Leviticus 13:44

44 he is a leprous man, he is unclean; the priest shall pronounce him utterly unclean; his plague is in his head.

Leviticus 13:44 Meaning and Commentary

Leviticus 13:44

He is a leprous man, he [is] unclean
And so to be pronounced and accounted; only a leprous man is mentioned, there being no leprous women, having this sort of leprosy, their hair not falling off, or they becoming bald, usually; unless, as Ben Gersom observes, in a manner strange and wonderful:

the priest shall pronounce him utterly unclean;
as in any other case of leprosy:

his plague [is] in his head;
an emblem of such who have imbibed bad notions and erroneous principles, and are therefore, like the leper, to be avoided and rejected from the communion of the saints, ( Titus 3:10 ) ; and shows that men are accountable for their principles as well as practices, and liable to be punished for them.

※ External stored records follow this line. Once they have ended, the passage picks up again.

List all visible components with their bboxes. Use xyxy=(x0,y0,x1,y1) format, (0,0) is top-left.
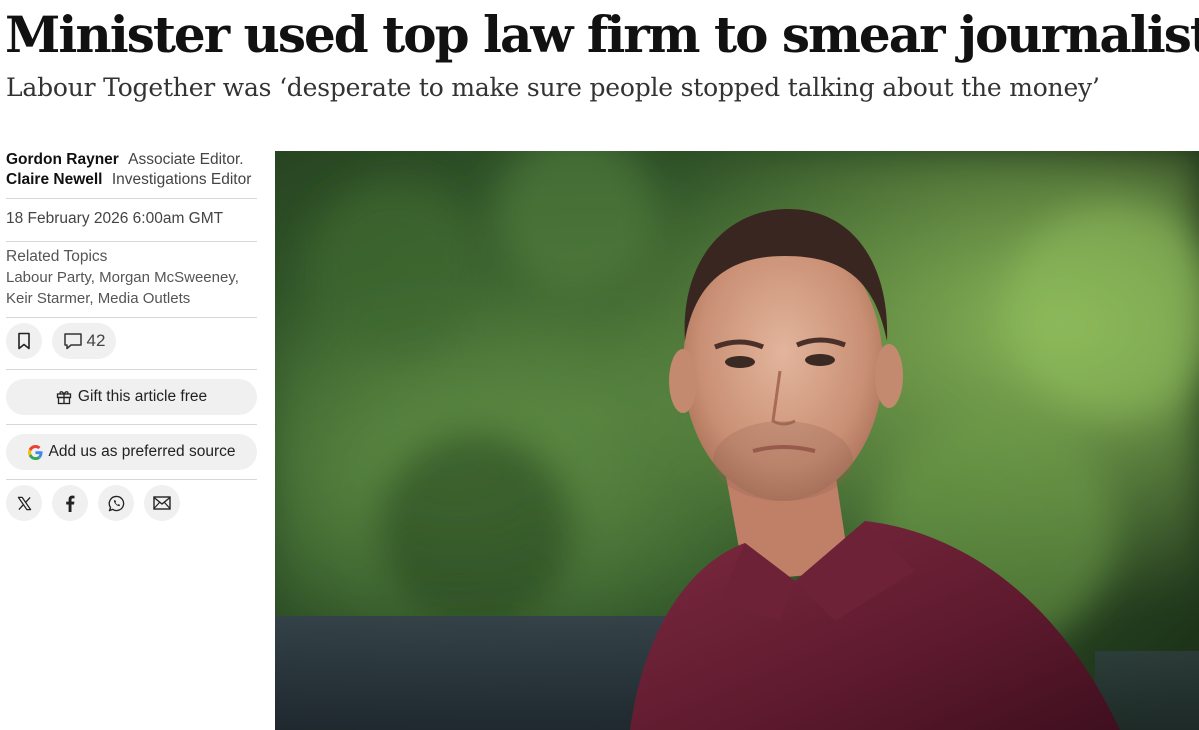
comment-count: 42 xyxy=(86,331,106,350)
author-row: Gordon Rayner Associate Editor. xyxy=(6,150,251,170)
divider xyxy=(6,317,257,318)
x-icon xyxy=(17,496,31,510)
comments-button[interactable]: 42 xyxy=(52,323,116,359)
publish-date: 18 February 2026 6:00am GMT xyxy=(6,210,224,227)
author-name[interactable]: Gordon Rayner xyxy=(6,151,119,168)
gift-article-label: Gift this article free xyxy=(77,388,208,405)
bookmark-icon xyxy=(18,332,30,350)
gift-article-button[interactable]: Gift this article free xyxy=(6,379,257,415)
divider xyxy=(6,241,257,242)
gift-icon xyxy=(56,391,72,405)
comment-icon xyxy=(63,333,82,350)
facebook-icon xyxy=(66,495,75,512)
share-x-button[interactable] xyxy=(6,485,42,521)
standfirst: Labour Together was ‘desperate to make s… xyxy=(6,73,1100,102)
divider xyxy=(6,479,257,480)
bookmark-button[interactable] xyxy=(6,323,42,359)
author-role: Associate Editor. xyxy=(128,151,244,168)
hero-photo xyxy=(275,151,1199,730)
author-list: Gordon Rayner Associate Editor. Claire N… xyxy=(6,150,251,190)
divider xyxy=(6,369,257,370)
preferred-source-label: Add us as preferred source xyxy=(48,443,236,460)
whatsapp-icon xyxy=(108,495,124,511)
headline: Minister used top law firm to smear jour… xyxy=(5,5,1199,64)
share-facebook-button[interactable] xyxy=(52,485,88,521)
preferred-source-button[interactable]: Add us as preferred source xyxy=(6,434,257,470)
divider xyxy=(6,424,257,425)
related-topics-title: Related Topics xyxy=(6,248,108,265)
related-topics: Related Topics Labour Party, Morgan McSw… xyxy=(6,247,239,309)
share-email-button[interactable] xyxy=(144,485,180,521)
related-topics-line[interactable]: Keir Starmer, Media Outlets xyxy=(6,288,239,309)
related-topics-line[interactable]: Labour Party, Morgan McSweeney, xyxy=(6,267,239,288)
divider xyxy=(6,198,257,199)
author-role: Investigations Editor xyxy=(111,171,252,188)
google-icon xyxy=(27,444,43,460)
author-row: Claire Newell Investigations Editor xyxy=(6,170,251,190)
email-icon xyxy=(153,496,171,510)
author-name[interactable]: Claire Newell xyxy=(6,171,103,188)
share-whatsapp-button[interactable] xyxy=(98,485,134,521)
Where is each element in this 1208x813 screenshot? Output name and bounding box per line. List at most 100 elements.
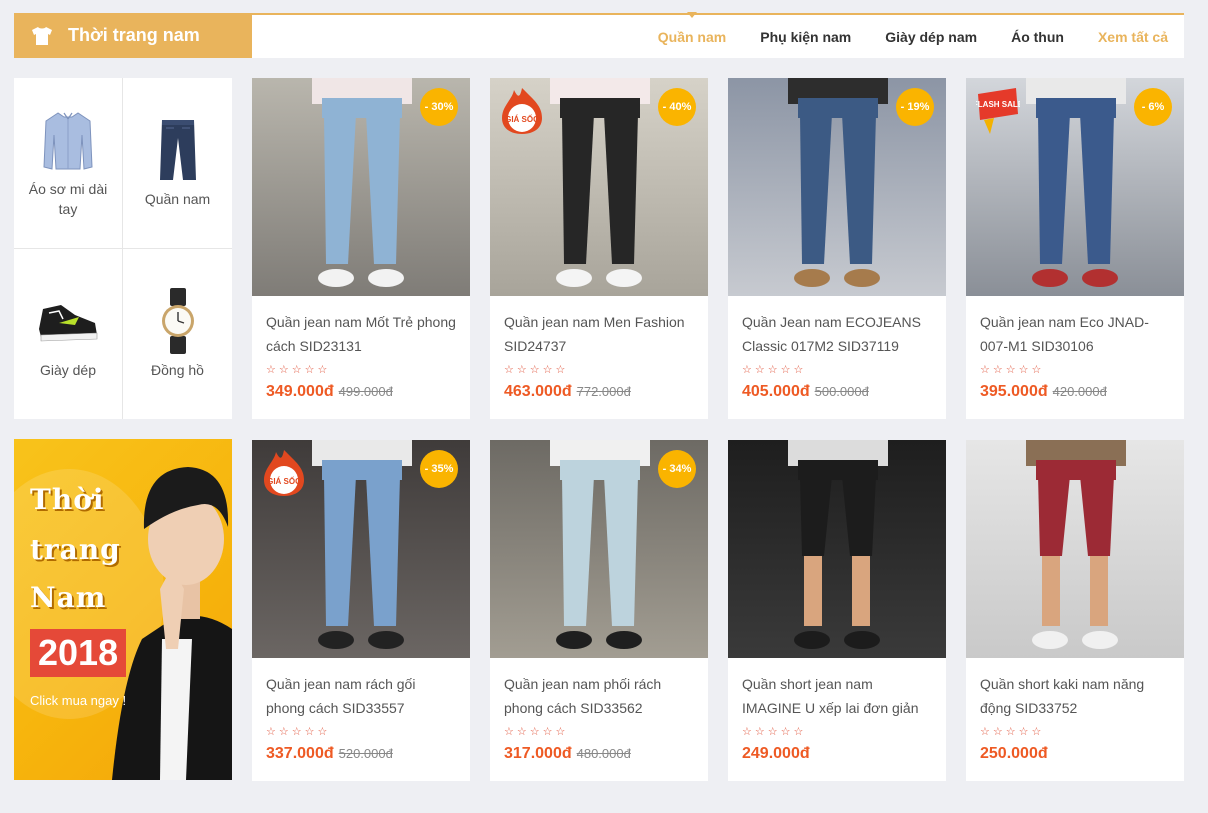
product-name[interactable]: Quần jean nam phối rách phong cách SID33… <box>504 672 694 720</box>
product-name[interactable]: Quần short jean nam IMAGINE U xếp lai đơ… <box>742 672 932 720</box>
product-price: 395.000đ <box>980 383 1048 400</box>
star-icon: ☆ <box>278 726 289 738</box>
promo-banner[interactable]: Thời trang Nam 2018 Click mua ngay ! <box>14 439 232 780</box>
product-image[interactable]: - 6% FLASH SALE <box>966 78 1184 296</box>
star-icon: ☆ <box>529 364 540 376</box>
star-icon: ☆ <box>504 726 514 738</box>
star-icon: ☆ <box>992 726 1003 738</box>
product-name[interactable]: Quần Jean nam ECOJEANS Classic 017M2 SID… <box>742 310 932 358</box>
category-header: Thời trang nam Quần nam Phụ kiện nam Già… <box>14 13 1184 58</box>
shirt-icon <box>43 112 93 170</box>
product-price: 337.000đ <box>266 745 334 762</box>
see-all-link[interactable]: Xem tất cả <box>1098 29 1168 45</box>
jeans-icon <box>159 119 196 180</box>
star-icon: ☆ <box>304 364 315 376</box>
star-icon: ☆ <box>980 364 990 376</box>
banner-model-image <box>112 467 232 780</box>
product-image[interactable]: - 35% GIÁ SỐC <box>252 440 470 658</box>
star-icon: ☆ <box>793 364 804 376</box>
product-price: 405.000đ <box>742 383 810 400</box>
product-name[interactable]: Quần short kaki nam năng động SID33752 <box>980 672 1170 720</box>
sticker-text: GIÁ SỐC <box>267 476 301 486</box>
product-image[interactable]: - 30% <box>252 78 470 296</box>
star-icon: ☆ <box>278 364 289 376</box>
star-icon: ☆ <box>754 726 765 738</box>
product-card[interactable]: - 35% GIÁ SỐC Quần jean nam rách gối pho… <box>252 440 470 781</box>
product-old-price: 420.000đ <box>1052 384 1107 399</box>
product-image[interactable]: - 34% <box>490 440 708 658</box>
star-icon: ☆ <box>516 726 527 738</box>
product-card[interactable]: Quần short jean nam IMAGINE U xếp lai đơ… <box>728 440 946 781</box>
star-icon: ☆ <box>767 364 778 376</box>
category-title-block[interactable]: Thời trang nam <box>14 13 252 58</box>
banner-year: 2018 <box>30 629 127 677</box>
banner-cta[interactable]: Click mua ngay ! <box>30 693 126 708</box>
product-image[interactable] <box>966 440 1184 658</box>
star-icon: ☆ <box>266 364 276 376</box>
rating-stars: ☆ ☆ ☆ ☆ ☆ <box>504 726 694 740</box>
tab-quan-nam[interactable]: Quần nam <box>658 29 726 45</box>
category-title: Thời trang nam <box>68 25 200 45</box>
rating-stars: ☆ ☆ ☆ ☆ ☆ <box>742 364 932 378</box>
product-card[interactable]: - 19% Quần Jean nam ECOJEANS Classic 017… <box>728 78 946 419</box>
sticker-text: FLASH SALE <box>976 100 1020 109</box>
subcategory-label: Quần nam <box>144 190 211 207</box>
discount-badge: - 35% <box>420 450 458 488</box>
product-price: 349.000đ <box>266 383 334 400</box>
watch-icon <box>161 287 194 354</box>
star-icon: ☆ <box>742 726 752 738</box>
star-icon: ☆ <box>754 364 765 376</box>
product-card[interactable]: Quần short kaki nam năng động SID33752 ☆… <box>966 440 1184 781</box>
product-info: Quần jean nam rách gối phong cách SID335… <box>252 658 470 763</box>
product-card[interactable]: - 30% Quần jean nam Mốt Trẻ phong cách S… <box>252 78 470 419</box>
subcategory-giay-dep[interactable]: Giày dép <box>14 248 123 419</box>
subcategory-ao-so-mi[interactable]: Áo sơ mi dài tay <box>14 78 123 249</box>
sticker-text: GIÁ SỐC <box>505 114 539 124</box>
tab-ao-thun[interactable]: Áo thun <box>1011 29 1064 45</box>
flash-sale-sticker: FLASH SALE <box>976 88 1020 134</box>
product-image[interactable]: - 19% <box>728 78 946 296</box>
subcategory-quan-nam[interactable]: Quần nam <box>123 78 232 249</box>
rating-stars: ☆ ☆ ☆ ☆ ☆ <box>504 364 694 378</box>
price-row: 463.000đ 772.000đ <box>504 383 694 401</box>
tab-phu-kien-nam[interactable]: Phụ kiện nam <box>760 29 851 45</box>
star-icon: ☆ <box>780 364 791 376</box>
star-icon: ☆ <box>992 364 1003 376</box>
star-icon: ☆ <box>317 726 328 738</box>
product-card[interactable]: - 40% GIÁ SỐC Quần jean nam Men Fashion … <box>490 78 708 419</box>
star-icon: ☆ <box>980 726 990 738</box>
hot-price-sticker: GIÁ SỐC <box>502 88 542 134</box>
discount-badge: - 40% <box>658 88 696 126</box>
product-info: Quần jean nam Men Fashion SID24737 ☆ ☆ ☆ ☆ ☆… <box>490 296 708 401</box>
product-image[interactable]: - 40% GIÁ SỐC <box>490 78 708 296</box>
product-card[interactable]: - 6% FLASH SALE Quần jean nam Eco JNAD-0… <box>966 78 1184 419</box>
subcategory-dong-ho[interactable]: Đồng hồ <box>123 249 232 420</box>
star-icon: ☆ <box>542 726 553 738</box>
product-name[interactable]: Quần jean nam Mốt Trẻ phong cách SID2313… <box>266 310 456 358</box>
product-info: Quần short jean nam IMAGINE U xếp lai đơ… <box>728 658 946 763</box>
rating-stars: ☆ ☆ ☆ ☆ ☆ <box>742 726 932 740</box>
banner-line-2: trang <box>30 533 121 566</box>
sneaker-icon <box>39 304 98 342</box>
product-name[interactable]: Quần jean nam Eco JNAD-007-M1 SID30106 <box>980 310 1170 358</box>
product-card[interactable]: - 34% Quần jean nam phối rách phong cách… <box>490 440 708 781</box>
product-name[interactable]: Quần jean nam Men Fashion SID24737 <box>504 310 694 358</box>
star-icon: ☆ <box>742 364 752 376</box>
price-row: 395.000đ 420.000đ <box>980 383 1170 401</box>
product-image[interactable] <box>728 440 946 658</box>
discount-badge: - 6% <box>1134 88 1172 126</box>
star-icon: ☆ <box>780 726 791 738</box>
hot-price-sticker: GIÁ SỐC <box>264 450 304 496</box>
product-name[interactable]: Quần jean nam rách gối phong cách SID335… <box>266 672 456 720</box>
star-icon: ☆ <box>304 726 315 738</box>
star-icon: ☆ <box>291 364 302 376</box>
star-icon: ☆ <box>1018 364 1029 376</box>
star-icon: ☆ <box>542 364 553 376</box>
subcategory-grid: Áo sơ mi dài tay Quần nam Giày dép Đồng … <box>14 78 232 419</box>
banner-line-1: Thời <box>30 483 105 516</box>
subcategory-label: Đồng hồ <box>151 361 204 378</box>
discount-badge: - 30% <box>420 88 458 126</box>
category-tabs: Quần nam Phụ kiện nam Giày dép nam Áo th… <box>624 15 1184 58</box>
tab-giay-dep-nam[interactable]: Giày dép nam <box>885 29 977 45</box>
discount-badge: - 34% <box>658 450 696 488</box>
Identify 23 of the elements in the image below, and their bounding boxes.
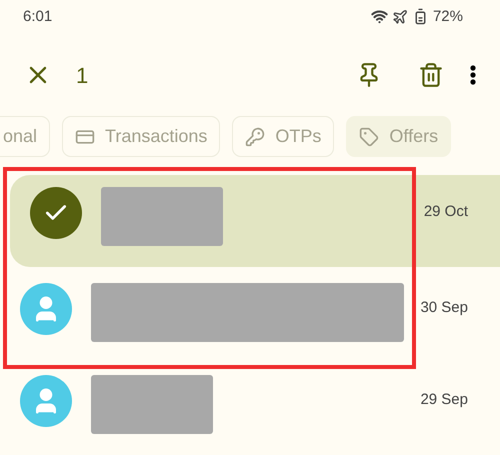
selected-check-avatar [30, 187, 82, 239]
selected-count: 1 [76, 62, 88, 90]
message-date: 29 Sep [420, 390, 468, 410]
filter-chip[interactable]: Transactions [62, 116, 220, 157]
person-avatar [20, 375, 72, 427]
message-date: 30 Sep [420, 298, 468, 318]
filter-chip[interactable]: Offers [346, 116, 452, 157]
more-button[interactable] [468, 63, 478, 88]
key-icon [245, 126, 266, 147]
filter-chip[interactable]: onal [0, 116, 50, 157]
message-row[interactable]: 29 Oct [10, 175, 500, 267]
trash-icon [418, 62, 444, 88]
message-date: 29 Oct [424, 202, 468, 222]
message-row[interactable]: 30 Sep [0, 271, 500, 363]
wifi-icon [370, 8, 388, 26]
tag-icon [359, 126, 380, 147]
filter-chip[interactable]: OTPs [232, 116, 334, 157]
more-icon [470, 65, 476, 86]
airplane-icon [392, 8, 408, 25]
person-avatar [20, 283, 72, 335]
clock-time: 6:01 [23, 6, 52, 27]
battery-percent: 72% [432, 6, 463, 27]
message-row[interactable]: 29 Sep [0, 363, 500, 455]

Leviticus 13:44 In-Context

42 But if in the bald head, or bald forehead, there is a white reddish sore, it is a leprosy sprung up in his bald head, or his bald forehead.
43 Then the priest shall look upon it; and if the rising of the sore is white reddish in his bald head, or in his bald forehead, as the appearance of leprosy in the skin of the flesh,
44 he is a leprous man, he is unclean; the priest shall pronounce him utterly unclean; his plague is in his head.
45 And the leper in whom the plague is, his clothes shall be rent and his head uncovered, and he shall put a covering upon his upper lip and shall cry, Unclean, unclean.
46 All the days in which the plague shall be in him he shall be defiled; he shall be unclean; he shall dwell alone; outside the camp shall his habitation be.